特に時間をかけて議論されたのが、守備についてと勝者のメンタリティーについて。

個人的にも非常に興味深いこの2つの項目。

■守備について

サッカーにおける2つの戦略のうち、Spel makenゲームを作る、支配することを迷わず選ぶオランダ人。リヌス・ミケルス、クライフの影響を受けているとはいえオランダ国内を見渡せば、ほぼ1-4-3-3でプレーし、いわゆる攻撃サッカーを展開する。そんな彼らにどう守備を伝え、トレーニングしていくのか本当に興深い。

文化的に『守る』ということに対して選手が受けいれるのだろうかと思ってしまう。自分のチームでトレーニングすれば何人かの選手はつまらないと言って帰ってしまう可能性がある。U12年代であっても。(笑)

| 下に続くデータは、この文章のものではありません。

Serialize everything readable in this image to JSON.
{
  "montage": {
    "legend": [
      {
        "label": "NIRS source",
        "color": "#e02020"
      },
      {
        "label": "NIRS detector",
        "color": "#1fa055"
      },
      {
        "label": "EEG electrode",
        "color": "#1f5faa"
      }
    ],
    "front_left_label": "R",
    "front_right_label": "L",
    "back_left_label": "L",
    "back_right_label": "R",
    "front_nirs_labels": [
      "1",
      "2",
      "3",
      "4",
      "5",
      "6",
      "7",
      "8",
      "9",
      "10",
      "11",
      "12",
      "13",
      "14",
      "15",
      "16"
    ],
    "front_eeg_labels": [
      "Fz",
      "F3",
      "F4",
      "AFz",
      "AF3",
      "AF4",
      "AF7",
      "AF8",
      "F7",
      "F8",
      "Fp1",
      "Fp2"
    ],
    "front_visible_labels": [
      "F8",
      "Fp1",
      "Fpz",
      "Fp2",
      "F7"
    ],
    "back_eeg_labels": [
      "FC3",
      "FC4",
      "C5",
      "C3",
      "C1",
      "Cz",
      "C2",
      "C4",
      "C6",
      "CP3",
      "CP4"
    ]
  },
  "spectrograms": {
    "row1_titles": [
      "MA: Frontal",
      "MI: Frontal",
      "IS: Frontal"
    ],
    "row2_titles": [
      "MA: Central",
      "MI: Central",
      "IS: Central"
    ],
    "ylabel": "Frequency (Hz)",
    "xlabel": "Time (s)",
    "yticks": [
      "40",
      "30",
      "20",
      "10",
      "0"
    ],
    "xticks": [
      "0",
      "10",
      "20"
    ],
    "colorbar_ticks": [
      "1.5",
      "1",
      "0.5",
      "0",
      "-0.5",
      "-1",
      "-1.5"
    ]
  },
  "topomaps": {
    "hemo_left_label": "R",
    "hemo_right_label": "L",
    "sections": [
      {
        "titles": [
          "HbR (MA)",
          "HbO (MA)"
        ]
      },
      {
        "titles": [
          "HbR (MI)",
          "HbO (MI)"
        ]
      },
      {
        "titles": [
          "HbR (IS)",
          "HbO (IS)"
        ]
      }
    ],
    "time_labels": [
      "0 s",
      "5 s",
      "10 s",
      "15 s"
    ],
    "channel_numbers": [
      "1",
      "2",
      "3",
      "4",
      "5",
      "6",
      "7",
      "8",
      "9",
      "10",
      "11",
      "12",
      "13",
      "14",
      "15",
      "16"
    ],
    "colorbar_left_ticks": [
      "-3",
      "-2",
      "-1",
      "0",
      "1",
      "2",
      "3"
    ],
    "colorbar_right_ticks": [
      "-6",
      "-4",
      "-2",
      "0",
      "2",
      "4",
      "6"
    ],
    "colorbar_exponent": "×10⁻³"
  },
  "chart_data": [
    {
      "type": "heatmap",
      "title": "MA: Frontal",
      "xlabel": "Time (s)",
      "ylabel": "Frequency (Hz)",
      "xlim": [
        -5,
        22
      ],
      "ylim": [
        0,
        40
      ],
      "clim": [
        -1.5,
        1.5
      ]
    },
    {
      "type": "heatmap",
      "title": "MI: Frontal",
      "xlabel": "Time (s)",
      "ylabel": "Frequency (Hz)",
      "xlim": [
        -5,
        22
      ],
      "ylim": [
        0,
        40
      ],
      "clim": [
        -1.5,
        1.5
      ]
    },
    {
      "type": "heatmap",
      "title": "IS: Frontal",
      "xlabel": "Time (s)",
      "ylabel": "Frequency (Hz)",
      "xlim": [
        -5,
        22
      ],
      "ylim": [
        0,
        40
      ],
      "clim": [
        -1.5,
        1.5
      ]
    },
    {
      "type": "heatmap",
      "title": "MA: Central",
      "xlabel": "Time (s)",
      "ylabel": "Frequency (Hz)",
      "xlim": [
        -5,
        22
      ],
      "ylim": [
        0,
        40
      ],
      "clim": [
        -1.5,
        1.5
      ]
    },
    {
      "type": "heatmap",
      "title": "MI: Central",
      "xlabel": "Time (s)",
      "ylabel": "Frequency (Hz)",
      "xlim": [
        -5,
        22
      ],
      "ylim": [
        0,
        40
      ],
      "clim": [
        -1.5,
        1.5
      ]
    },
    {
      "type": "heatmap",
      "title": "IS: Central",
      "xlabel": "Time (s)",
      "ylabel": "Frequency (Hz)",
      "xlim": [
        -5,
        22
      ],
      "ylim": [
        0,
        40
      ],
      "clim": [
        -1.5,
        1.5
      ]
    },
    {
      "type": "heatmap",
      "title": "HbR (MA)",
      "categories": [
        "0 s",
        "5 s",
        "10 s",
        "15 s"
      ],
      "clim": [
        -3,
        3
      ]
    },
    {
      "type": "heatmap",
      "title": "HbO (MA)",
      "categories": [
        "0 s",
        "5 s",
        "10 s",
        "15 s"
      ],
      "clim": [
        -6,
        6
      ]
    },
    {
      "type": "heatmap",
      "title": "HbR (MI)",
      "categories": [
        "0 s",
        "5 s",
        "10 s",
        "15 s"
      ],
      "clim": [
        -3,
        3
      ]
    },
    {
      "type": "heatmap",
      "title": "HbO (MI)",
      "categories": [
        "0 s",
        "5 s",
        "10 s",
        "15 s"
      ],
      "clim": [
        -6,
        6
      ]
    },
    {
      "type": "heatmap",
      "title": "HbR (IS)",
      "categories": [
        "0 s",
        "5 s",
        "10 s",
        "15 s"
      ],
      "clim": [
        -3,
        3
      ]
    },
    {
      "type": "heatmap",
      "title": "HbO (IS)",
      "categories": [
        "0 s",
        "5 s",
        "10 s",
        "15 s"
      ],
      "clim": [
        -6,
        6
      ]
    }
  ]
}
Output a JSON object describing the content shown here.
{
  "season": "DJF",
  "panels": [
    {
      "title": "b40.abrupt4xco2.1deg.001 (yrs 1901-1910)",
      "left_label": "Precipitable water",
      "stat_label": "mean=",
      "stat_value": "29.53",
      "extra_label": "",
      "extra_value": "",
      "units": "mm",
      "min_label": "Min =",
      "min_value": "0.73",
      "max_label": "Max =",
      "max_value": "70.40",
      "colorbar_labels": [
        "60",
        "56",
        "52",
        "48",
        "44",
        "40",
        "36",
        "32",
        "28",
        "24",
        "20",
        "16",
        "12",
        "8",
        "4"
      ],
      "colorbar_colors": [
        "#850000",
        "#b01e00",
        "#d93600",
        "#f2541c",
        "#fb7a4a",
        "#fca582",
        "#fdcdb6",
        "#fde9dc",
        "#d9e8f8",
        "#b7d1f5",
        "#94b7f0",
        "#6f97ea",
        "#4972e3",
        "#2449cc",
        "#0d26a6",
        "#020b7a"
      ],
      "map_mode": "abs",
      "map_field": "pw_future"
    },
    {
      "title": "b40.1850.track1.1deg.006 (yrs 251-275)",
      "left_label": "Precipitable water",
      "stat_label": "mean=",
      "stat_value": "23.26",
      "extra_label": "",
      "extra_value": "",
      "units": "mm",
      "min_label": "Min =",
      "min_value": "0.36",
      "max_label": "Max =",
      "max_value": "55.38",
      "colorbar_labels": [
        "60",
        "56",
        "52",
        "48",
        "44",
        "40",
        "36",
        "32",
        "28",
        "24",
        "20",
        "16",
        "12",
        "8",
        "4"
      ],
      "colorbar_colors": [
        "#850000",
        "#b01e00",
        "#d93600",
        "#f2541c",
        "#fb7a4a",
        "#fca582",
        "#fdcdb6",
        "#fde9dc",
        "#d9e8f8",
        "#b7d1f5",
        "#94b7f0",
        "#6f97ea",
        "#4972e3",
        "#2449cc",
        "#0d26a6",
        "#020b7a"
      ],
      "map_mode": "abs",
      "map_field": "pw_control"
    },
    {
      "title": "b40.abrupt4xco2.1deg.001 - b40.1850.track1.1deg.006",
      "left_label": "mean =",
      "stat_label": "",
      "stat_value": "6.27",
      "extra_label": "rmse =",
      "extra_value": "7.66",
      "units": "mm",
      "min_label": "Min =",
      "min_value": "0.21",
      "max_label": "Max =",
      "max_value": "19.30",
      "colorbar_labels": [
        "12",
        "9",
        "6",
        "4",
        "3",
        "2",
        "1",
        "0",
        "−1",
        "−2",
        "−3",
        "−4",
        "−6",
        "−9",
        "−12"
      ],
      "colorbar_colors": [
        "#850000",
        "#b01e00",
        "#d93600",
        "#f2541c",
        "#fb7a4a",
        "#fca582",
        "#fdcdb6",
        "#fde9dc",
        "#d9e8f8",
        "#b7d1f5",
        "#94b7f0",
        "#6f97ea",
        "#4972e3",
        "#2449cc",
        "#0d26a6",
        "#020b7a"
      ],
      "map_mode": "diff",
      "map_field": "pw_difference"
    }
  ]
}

経済力のあるプロクラブのアカデミーでは各ポジションに特化したコーチを雇い、週に1、2回以下の流れでトレーニングを行っているそうだ。

ゲーム形式のトレーニング(11対11)⇒Ipadなどで映像をその場で見せ、分析・議論・アドバイス⇒その問題点・課題をテーマにポジション、個人ごとにトレーニング⇒ゲーム形式のトレーニング(11対11)⇒分析・議論・反省

これを1回のトレーニング、90分程度で行うのだ。

ここでは守備に特化してトレーニングも行われているはずである。

このような試みを経てオランダにどんな選手が生まれてくるのか楽しみでしょうがない。

■勝者のメンタリティー

何事に関しても論理的に考えるオランダ人。論理的な説明がなければ、それを実行しないオランダ人。なぜそのトレーニングが必要なんだと必要に聞いてくるオランダ人。

そんなオランダ人がそのオランダ人にそれを伝えなければならない、植え付けなければならない。これまたどうやってと思ってしまう。

オランダ人思考から『そもそも勝者のメンタリティーって何?』『メンタルって何?』『侍魂?』

残念ながら現段階で、自分自身の答えはない。

◎勝者のメンタリティーとは?⇒相手に勝ち続けるための心の持ちよう、負けたくないという気持ち(そもそも気持ちって何?人それぞれでしょ?人の感情?それって理解できるのか?

◎伝え方⇒

・フィールドに立ったら、常にエネルギッシュに明るく振る舞う。

・妥協を許さずトレーニング、試合の準備をする。

・試合中にボトルを投げる?⇒勝ちたがっていることを選手に見せつける。

考えれば考えるほどわからなくなる。これに関しては心理学の勉強が不可欠かもしれないですね。


このカンファレンスから約1年が経ちました、そろぞれの情報がアップデートされることを願いながらまた更新できればと思います。